LUCHELLI, LUCIANA; MASCHI, D; PASCUAL, MALENA; HABIF, MARTIN; BAEZ, M VERÓNICA; THOMAS, M.GABRIELA; BOCCACCIO, GRACIELA L

Congreso; 9th International Conference on Intracellular RNA Localization and Localized Translation; 2011

EMBO

Processing bodies (PBs) and distinct RNA granules govern mRNA transport and local translation in neurons. Here we describe a novel kind of RNA granules, which are restricted to mature neurons, and associated to synapses. These foci contain Smaug 1, a member of a novel family of mRNA regulators. Smaug 1 foci (S-foci) are clearly distinct from PBs, stress granules, or any other previously described neuronal RNA granule, including Fragile X Mental Retardation Protein (FMRP) granules. S-foci behave as mRNA silencing foci, as they are in dynamic equilibrium with translating polysomes. Smaug 1 aggregation is independent of its mRNA repressor activity, and requires a conserved region at the N-terminus.
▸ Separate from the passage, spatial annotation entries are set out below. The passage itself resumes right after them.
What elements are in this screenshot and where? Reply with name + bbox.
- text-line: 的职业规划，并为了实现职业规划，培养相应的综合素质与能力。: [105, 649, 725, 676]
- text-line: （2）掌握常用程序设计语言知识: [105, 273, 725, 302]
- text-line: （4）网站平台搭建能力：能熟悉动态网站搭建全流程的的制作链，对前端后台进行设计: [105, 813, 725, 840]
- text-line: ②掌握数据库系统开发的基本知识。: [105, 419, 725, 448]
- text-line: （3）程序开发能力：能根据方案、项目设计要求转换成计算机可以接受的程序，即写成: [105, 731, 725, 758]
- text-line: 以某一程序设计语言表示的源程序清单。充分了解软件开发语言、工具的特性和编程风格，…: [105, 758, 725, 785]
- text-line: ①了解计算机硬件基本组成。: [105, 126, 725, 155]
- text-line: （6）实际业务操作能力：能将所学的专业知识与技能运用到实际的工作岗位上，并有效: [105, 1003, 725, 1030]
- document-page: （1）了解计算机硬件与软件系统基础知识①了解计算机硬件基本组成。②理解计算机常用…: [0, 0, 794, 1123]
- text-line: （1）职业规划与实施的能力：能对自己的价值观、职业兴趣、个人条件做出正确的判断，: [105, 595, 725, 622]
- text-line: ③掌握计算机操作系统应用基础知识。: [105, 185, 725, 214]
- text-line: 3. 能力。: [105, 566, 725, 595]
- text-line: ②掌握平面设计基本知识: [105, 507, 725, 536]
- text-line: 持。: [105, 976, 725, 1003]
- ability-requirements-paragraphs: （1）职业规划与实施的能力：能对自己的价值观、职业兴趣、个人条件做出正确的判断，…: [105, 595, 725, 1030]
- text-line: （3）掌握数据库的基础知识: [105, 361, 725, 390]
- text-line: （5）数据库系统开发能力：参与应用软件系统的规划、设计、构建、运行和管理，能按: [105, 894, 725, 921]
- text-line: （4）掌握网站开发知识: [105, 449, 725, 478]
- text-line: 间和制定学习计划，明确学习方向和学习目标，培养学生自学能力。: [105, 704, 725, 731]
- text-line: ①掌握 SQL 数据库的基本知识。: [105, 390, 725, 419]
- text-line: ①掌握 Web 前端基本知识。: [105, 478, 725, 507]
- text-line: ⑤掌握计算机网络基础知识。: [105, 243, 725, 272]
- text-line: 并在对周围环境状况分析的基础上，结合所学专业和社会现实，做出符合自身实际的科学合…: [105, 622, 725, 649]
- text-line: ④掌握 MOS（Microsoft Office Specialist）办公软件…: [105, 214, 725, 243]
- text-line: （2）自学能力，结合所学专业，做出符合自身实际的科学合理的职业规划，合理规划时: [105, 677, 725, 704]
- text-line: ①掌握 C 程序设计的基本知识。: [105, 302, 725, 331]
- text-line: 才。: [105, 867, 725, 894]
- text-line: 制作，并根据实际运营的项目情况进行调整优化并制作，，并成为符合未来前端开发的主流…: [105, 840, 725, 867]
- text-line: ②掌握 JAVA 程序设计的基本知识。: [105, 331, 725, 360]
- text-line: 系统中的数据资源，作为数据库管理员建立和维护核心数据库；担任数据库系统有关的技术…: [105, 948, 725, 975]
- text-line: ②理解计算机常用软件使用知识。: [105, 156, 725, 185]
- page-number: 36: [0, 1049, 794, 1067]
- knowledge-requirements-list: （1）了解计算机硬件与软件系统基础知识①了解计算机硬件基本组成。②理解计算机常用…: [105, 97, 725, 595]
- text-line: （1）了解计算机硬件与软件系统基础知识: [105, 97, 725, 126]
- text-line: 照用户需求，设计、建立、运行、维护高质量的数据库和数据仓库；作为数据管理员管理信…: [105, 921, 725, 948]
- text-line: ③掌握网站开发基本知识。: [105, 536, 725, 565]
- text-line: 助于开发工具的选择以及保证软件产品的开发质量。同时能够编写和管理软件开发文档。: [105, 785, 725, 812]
S-foci are in contact with PBs, which appear to be induced as a consequence of Smaug 1-mediated translation repression. To test the hypothesis that Smaug 1-mediated silencing is locally regulated by synaptic activity, we stimulated cultured neurons, and found that S-foci are usually static under basal conditions, and highly dynamic upon specific neuron stimulation. S-foci do not respond to GABA nor to AMPA receptor activation, which provokes the relaxation of the FMRP to foci located at dendritic spines. In contrast, NMDA receptor activation provokes a transient dissolution of the S-foci, allowing the release of mRNAs and their incorporation into polysomes. While NMDA suppresses the Smaug 1-dependent translational silencing, it represses global protein synthesis, as visualized by the FUNCAT strategy. Accordingly, NMDAR activation enhances the presence of a subset of PBs located in dendritic spines. In contrast, DHPG induces the dissolution of both, S-foci and PBs, and stimulates global protein synthesis. Finally, we found that Smaug 1 knockdown affects synaptogenesis, provokes the presence of immature synapses, and impairs the response to synaptic stimulation. Collectively, these observations highlight the selective use of distinct mRNA silencing foci for the fine tuning of local protein synthesis at the synapse, and suggest an important role for the Smaug 1 translation repression pathway on mammalian synaptogenesis.